Changed pytorch model behavior after loading pre-trained weights

I was just trying to train UNet from scratch with a mammography dataset to detect tumor tissue in mammograms. After training the model for 25 epochs I achieved the following results on TRAIN set:
Epoch 25, Loss: 0.0168, mean_IoU: 0.4271, mean_Dice: 0.3559, Elapsed time: 403.4554 sec

After saving model’s weights and trying to evaluate the model on TEST set, I got a very bad result:
mean_Iou: 0.007, mean_Dice: 0.006

At first, I thought the model is suffering from overfitting, but the model performed badly even on TRAIN set:
mean_Iou: 0.006, mean_Dice: 0.008

The model after loading weights was supposed to reproduce the result in Epoch 25 (am I correct?), but came with very bad results. I doubled check saving and loading model but nothing seems wrong.

Here is the link to implementation on GitHub: GitHub - hrnademi/Mammography
Here is the link to the reported log till epoch 25: Mammography/logs.txt at master · hrnademi/Mammography · GitHub

Further information about the dataset:
Training images: 2400 images with the size of 256x256 png
Test images: 600 images with the size of 256x256 png

In the pre-trained model is loaded.

Many thanks for your attention.

In the file you are loading the ‘Epoch_10_model.pth’ file. If I check in the logs at 10 epoch
Epoch 10, Loss: 0.0396, mean_Iou: 0.0, mean_Dice: 0.0911, Elapsed time: 403.3541 sec

But, yes, 0.008 is much less than 0.0911, however, iou is higher than during training. Hmm…not able to find anything else wrong…
Can you once evaluate on the model at 25th epoch. For that I guess you need to save the model at every 5th iteration. Or at least try with 20th epoch model.

I removed the background from the mammography images and start training again.
Here you can find the results after 20 epochs. I just updated logs.txt too. Unfortunately, nothing has changed, results on the test set are very bad.

@ ptrblck Could you help me with this problem?

If I understand the issue correctly, you are getting worse training and test results by loading the trained model.
Could you pass a constant input to the model (e.g. torch.ones) after training it (and before saving the state_dict) and save the output as a reference, and compare it to the result in your test script after loading the state_dict?
If these results are equal, then I guess the difference comes from the data loading and processing in both scripts.

Unfortunately, I got different results:
I think something is wrong with batch normalization in UNet

After training model and before saving state_dict (model.train())
tensor([[[[ -8.4269, -12.0579, -11.8041, …, -10.0886, -8.6157, -5.6419],
[ -5.6116, -10.0398, -8.1797, …, -6.5734, -5.6017, -8.4666],
[ -7.3116, -12.3692, -10.6413, …, -7.6334, -4.2797, -6.6685],
[ -3.6545, -5.0984, -5.1562, …, -3.8056, -4.3882, -9.5862],
[ -7.2274, -4.3889, -4.6838, …, -3.6184, -3.2181, -13.1806],
[ -7.8890, -4.6818, -6.3442, …, -5.1584, -4.0778, -6.4020]]]],
device=‘cuda:0’, grad_fn=)

After saving state_dict and set model to evaluation mode (model.eval())

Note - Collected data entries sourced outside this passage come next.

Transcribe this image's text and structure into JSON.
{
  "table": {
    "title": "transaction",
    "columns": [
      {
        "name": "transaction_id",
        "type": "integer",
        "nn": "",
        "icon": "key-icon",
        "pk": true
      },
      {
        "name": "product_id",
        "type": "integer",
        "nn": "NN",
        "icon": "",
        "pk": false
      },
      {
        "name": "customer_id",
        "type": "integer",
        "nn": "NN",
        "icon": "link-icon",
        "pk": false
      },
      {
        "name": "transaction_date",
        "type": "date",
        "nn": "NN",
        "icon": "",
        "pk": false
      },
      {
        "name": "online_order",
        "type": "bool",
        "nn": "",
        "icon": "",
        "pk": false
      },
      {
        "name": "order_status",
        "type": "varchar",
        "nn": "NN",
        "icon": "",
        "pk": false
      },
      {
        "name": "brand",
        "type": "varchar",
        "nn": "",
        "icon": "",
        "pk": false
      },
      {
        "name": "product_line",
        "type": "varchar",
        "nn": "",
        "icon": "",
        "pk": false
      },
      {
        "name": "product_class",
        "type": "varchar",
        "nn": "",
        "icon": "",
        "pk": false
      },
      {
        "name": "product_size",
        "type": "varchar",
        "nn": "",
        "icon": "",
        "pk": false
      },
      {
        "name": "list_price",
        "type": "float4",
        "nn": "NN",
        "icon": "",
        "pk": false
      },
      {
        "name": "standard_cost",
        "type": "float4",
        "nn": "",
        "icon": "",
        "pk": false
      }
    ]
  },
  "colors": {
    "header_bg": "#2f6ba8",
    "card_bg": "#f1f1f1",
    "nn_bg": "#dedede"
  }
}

tensor([[[[-5.5660, -5.7427, -6.7510, …, -6.1302, -6.1012, -7.4343],
[-5.5984, -5.3072, -4.8963, …, -6.6118, -5.3268, -5.8644],
[-6.6022, -5.5419, -5.0204, …, -6.9750, -4.1107, -5.6634],
[-4.4239, -4.8906, -6.2160, …, -5.3613, -4.3033, -3.7815],
[-6.3954, -5.0958, -6.3577, …, -5.2069, -4.2653, -3.2605],
[-6.4229, -4.5915, -4.6084, …, -3.9113, -3.7404, -3.7629]]]],
device=‘cuda:0’, grad_fn=)

It’s expected that the results differ if you pass the same input to the model in training and evaluation mode.
In the former case, the batchnorm layers will normalize the input activation using the batch statistics and will update the running stats with it, while the running stats will be used to normalize the activation in the latter case.
Could you compare the output in the training and evaluation script using model.eval() only?

Could you compare the output in the training and evaluation script using model.eval() only?

I experimented again the way you said and outputs were equal (Click here to see).

Following curves achieved after training model for 50 epochs, I set batch_size=1 and track_running_stats=False in every batch normalization that existed in UNet.
When I use the training set for both training and evaluating model, I get good results, but when use test set for evaluation I get weird results.

Link to training log: Mammography/logs.txt at master · hrnademi/Mammography · GitHub
1 2 3 4 5 6

That’s good to hear and indicates that saving and loading the model works properly.

If you are seeing bad results for the validation dataset, it points towards the overall training routine, the dataset splits etc. but not necessarily a software bug.